Identification of m6A residues by direct detection is superior to that by bioinformatics predictions from MeRIP-Seq peaks (31). The reliability of bioinformatics prediction depends on the characteristics of the m6A peak. MeRIP-Seq can accurately predict m6A residues only with a single clear peak of a single m6A residue and is limited to the centrally-located DRACH motif (31). m6A residues usually cluster in mRNAs, resulting in multiple MeRIP-Seq peaks (2). Identification of m6A residues using miCLIP technology is not influenced by peak shapes and not confined to the centrally-located DRACH motif. Therefore, miCLIP can correctly identify m6A residues.

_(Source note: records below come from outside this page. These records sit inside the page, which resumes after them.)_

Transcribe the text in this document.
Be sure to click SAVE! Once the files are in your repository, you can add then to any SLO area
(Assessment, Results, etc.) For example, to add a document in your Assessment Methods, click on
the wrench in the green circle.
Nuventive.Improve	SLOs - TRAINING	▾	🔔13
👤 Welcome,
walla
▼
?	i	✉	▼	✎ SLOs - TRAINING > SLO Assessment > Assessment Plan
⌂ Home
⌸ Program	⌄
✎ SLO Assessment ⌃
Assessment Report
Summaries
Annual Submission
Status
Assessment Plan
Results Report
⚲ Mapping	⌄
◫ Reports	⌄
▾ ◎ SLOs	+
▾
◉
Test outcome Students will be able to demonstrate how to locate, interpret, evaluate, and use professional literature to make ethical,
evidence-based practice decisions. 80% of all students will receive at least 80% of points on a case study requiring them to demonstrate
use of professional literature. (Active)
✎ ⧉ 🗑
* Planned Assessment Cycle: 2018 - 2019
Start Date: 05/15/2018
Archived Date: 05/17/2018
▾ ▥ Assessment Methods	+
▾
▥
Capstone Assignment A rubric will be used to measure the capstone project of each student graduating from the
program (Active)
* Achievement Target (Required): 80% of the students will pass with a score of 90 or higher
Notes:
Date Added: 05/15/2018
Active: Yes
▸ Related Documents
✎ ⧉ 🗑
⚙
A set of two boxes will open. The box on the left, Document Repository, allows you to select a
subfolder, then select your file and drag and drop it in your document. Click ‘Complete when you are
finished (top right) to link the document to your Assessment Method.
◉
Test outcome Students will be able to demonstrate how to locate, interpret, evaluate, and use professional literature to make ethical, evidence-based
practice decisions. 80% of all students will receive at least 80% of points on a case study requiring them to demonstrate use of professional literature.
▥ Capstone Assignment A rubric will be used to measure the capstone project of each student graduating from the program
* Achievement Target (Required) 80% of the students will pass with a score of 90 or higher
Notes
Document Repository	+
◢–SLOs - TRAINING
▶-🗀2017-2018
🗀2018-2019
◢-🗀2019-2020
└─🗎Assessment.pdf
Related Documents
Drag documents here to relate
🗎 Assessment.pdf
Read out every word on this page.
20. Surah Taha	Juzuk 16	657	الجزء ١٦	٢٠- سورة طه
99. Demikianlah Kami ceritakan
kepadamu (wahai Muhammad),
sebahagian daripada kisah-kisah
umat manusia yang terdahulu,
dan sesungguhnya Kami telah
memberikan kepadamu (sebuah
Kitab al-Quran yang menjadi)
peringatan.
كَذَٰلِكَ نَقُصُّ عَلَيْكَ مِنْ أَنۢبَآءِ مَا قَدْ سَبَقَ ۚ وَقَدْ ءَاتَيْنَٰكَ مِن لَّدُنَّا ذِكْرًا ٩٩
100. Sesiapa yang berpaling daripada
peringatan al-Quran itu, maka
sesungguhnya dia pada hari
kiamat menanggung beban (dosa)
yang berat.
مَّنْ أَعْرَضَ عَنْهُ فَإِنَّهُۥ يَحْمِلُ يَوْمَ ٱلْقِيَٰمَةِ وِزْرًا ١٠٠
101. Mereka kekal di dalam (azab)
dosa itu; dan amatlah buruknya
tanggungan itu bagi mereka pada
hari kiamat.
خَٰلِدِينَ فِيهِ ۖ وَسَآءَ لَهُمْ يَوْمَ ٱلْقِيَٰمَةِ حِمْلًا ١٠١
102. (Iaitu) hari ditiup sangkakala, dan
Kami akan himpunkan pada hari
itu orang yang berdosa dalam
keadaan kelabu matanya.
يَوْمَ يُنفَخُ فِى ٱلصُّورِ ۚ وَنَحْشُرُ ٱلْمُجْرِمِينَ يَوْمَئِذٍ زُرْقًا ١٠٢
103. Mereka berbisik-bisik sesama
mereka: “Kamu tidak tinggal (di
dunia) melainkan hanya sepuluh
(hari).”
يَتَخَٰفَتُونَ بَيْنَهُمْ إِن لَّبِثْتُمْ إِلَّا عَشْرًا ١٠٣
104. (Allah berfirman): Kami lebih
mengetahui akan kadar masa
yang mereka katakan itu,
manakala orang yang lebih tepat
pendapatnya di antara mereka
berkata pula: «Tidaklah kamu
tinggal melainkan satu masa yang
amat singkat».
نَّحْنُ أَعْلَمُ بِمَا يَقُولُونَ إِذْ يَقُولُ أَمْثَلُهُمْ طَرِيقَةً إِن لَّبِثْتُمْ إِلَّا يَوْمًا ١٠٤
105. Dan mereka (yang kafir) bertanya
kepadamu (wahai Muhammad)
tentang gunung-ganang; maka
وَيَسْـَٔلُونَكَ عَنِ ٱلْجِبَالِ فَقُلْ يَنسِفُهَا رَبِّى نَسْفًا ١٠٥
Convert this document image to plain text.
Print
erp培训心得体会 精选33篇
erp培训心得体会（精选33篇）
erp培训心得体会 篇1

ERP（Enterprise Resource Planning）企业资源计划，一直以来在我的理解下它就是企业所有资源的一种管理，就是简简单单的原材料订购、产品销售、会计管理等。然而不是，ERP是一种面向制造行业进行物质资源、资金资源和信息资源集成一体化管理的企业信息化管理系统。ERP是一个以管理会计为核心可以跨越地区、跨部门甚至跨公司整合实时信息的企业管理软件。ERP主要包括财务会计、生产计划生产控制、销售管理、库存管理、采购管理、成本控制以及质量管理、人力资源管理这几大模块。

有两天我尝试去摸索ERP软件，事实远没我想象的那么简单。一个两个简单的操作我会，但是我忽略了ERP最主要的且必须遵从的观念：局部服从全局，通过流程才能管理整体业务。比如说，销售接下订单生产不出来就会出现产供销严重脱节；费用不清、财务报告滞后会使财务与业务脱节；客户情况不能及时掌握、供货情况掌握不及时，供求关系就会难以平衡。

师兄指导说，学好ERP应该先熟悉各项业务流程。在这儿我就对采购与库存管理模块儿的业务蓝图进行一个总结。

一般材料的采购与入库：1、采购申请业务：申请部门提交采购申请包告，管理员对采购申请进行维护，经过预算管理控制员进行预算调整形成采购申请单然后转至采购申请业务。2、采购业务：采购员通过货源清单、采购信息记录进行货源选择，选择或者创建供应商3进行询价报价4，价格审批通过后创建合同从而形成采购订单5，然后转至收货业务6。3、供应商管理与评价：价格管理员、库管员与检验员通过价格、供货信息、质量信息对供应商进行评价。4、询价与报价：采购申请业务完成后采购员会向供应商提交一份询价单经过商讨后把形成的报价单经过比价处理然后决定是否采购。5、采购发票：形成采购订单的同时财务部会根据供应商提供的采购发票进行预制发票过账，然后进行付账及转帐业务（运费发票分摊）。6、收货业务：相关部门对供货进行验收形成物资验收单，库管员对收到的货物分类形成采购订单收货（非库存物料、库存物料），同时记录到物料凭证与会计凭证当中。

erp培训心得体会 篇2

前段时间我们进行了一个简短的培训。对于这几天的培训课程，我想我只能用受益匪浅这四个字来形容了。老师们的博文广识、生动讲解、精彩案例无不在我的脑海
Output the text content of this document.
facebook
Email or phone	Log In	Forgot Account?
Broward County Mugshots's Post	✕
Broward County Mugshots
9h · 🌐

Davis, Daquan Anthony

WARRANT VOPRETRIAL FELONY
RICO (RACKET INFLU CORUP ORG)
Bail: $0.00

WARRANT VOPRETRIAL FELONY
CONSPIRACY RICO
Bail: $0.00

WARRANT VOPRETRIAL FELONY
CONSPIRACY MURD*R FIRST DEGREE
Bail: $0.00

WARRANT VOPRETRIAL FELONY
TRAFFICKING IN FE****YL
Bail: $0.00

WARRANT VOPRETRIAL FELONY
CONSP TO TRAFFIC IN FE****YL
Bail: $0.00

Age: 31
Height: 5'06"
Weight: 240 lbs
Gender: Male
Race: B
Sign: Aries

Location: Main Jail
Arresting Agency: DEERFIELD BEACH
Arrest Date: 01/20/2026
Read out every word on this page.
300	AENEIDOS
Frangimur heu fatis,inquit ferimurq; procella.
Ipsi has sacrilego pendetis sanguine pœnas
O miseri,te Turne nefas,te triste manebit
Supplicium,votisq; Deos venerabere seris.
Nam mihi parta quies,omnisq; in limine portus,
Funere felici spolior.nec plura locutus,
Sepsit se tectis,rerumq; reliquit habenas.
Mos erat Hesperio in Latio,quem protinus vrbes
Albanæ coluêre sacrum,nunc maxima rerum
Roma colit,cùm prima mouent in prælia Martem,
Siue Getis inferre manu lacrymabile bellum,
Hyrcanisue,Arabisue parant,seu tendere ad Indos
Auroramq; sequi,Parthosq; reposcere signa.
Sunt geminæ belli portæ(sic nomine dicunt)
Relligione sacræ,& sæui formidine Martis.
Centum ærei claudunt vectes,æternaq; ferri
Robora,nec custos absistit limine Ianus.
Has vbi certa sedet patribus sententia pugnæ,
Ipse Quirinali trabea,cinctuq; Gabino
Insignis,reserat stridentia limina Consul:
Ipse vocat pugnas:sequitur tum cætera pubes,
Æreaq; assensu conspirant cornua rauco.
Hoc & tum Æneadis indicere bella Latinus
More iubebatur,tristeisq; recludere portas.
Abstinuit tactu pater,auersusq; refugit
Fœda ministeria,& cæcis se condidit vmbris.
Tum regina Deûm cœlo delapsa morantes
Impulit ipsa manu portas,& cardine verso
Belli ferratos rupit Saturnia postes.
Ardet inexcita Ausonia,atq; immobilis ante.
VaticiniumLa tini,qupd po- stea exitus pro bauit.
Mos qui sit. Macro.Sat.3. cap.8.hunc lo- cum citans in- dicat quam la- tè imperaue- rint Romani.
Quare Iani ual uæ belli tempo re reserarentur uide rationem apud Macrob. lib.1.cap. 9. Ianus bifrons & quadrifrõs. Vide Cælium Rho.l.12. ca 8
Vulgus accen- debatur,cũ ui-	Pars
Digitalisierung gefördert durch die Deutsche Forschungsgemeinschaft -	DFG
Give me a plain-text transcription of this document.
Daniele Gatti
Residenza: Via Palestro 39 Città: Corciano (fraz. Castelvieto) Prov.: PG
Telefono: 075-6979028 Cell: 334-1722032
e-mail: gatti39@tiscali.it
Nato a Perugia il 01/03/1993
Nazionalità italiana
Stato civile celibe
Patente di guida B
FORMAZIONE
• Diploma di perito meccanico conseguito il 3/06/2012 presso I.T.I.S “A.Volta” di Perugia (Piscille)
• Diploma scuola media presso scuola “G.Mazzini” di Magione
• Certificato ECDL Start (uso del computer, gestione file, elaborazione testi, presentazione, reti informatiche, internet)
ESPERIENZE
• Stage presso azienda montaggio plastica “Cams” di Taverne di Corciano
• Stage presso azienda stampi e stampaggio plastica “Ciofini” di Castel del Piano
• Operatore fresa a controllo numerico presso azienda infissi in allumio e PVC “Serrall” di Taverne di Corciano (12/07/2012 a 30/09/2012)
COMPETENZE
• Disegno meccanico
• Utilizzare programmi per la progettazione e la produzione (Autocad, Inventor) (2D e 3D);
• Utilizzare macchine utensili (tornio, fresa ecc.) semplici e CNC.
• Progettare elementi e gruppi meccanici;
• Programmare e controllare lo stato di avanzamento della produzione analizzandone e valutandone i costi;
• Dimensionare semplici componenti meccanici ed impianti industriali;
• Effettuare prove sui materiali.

A DNA polymerase for direct m6A sequencing

At present, RNA samples are prepared by antibody-based enrichment of m6A residues prior to sequencing, as m6A modifications are usually lost after reverse transcription (25,26). The indirect detection may lead to a higher error rate, pushing the generation of novel DNA polymerase to sequence m6A directly (26). In this light, Aschenbrenner et al (26) developed a screening method to develop a reverse transcription-active KlenTaq DNA polymerase variant for labeling N6-methylation residues. A schematic diagram for the determination of m6A modification residues by the DNA polymerase for direct N6-methyladenosine sequencing is presented in Fig. 11.

Figure 11

Schematic diagram of a DNA polymerase for direct m6A sequencing. This is based on the reverse transcriptase variants exhibiting RT-signatures as a response to encountering a specific RNA modification. m6A, N6-methyladenosine; nt pos, nucleotide position; RT, reverse transcription.

HPLC

The development of HPLC occurred only 30 years ago; however, the development of this separation analysis technology is very rapid, and is now widely used, including in the detection of m6A modification (50). HPLC was firstly used to detect m6A modification in nine DNAs (50). Subsequently, Rana and Tuck (49) applied HPLC in the detection of m6A modification in a T7 RNA transcript coding for mouse dihydrofolate reductase by separating m6A from adenine, cytosine, uracil and so on. In a study by Jia et al (18), HPLC helped observe the changes of the m6A ratio in mRNAs following FTO treatment to better understand the function of FTO. The development of this in vitro methylation assay opened the door for studies investigating m6A levels in specific mRNAs or learn the biological significance of m6A modification.

6. Discussion

Detection of RNA modifications and study of their functions are emerging fields of research. The potential role of m6A modifications in regulating molecular and physiological processes in several organisms, particularly in RNA stability, splicing, transport, localization and translation, is valued (19,20,52,21,70-73). With the discovery of 'reader' proteins, the downstream molecular mechanisms of m6A modifications are gradually being clarified (21). There is strong evidence that m6A methylation is associated with RNA splicing and that 'readers' of m6A reduce the stability of RNA transcripts (21). After removal of m6A, a second class of proteins may bind to the RNAs, which may be affected by changes of the RNA secondary structure from m6A additions (74). Thus, the physiological effects of m6A modifications should be observed at multiple levels, including the tissue level, the pathway level, the cellular level and the molecular level (75). An increasing number of studies have suggested a link between m6A RNA modifications with cancer and other similar disease-associated processes (32,53,54,73,74-76). Detection of m6A modification in vitro can help identify the precise regulatory forms and synergistic roles of m6A modifications in cancer and other diseases (32,53,54,74-76). Certain m6A methylases, m6A demethylases or downstream genes have become prognostic factors for different cancer types (77-79). Certain abovementioned methods, including MeRIP-seq, could help identify the downstream genes and mutation sites (54,80). Therefore, detection of them in vitro may help diagnose and predict the final progress. The present review provides an overview of these methods to drive the elucidation of the biological roles of m6A and encourage their further development.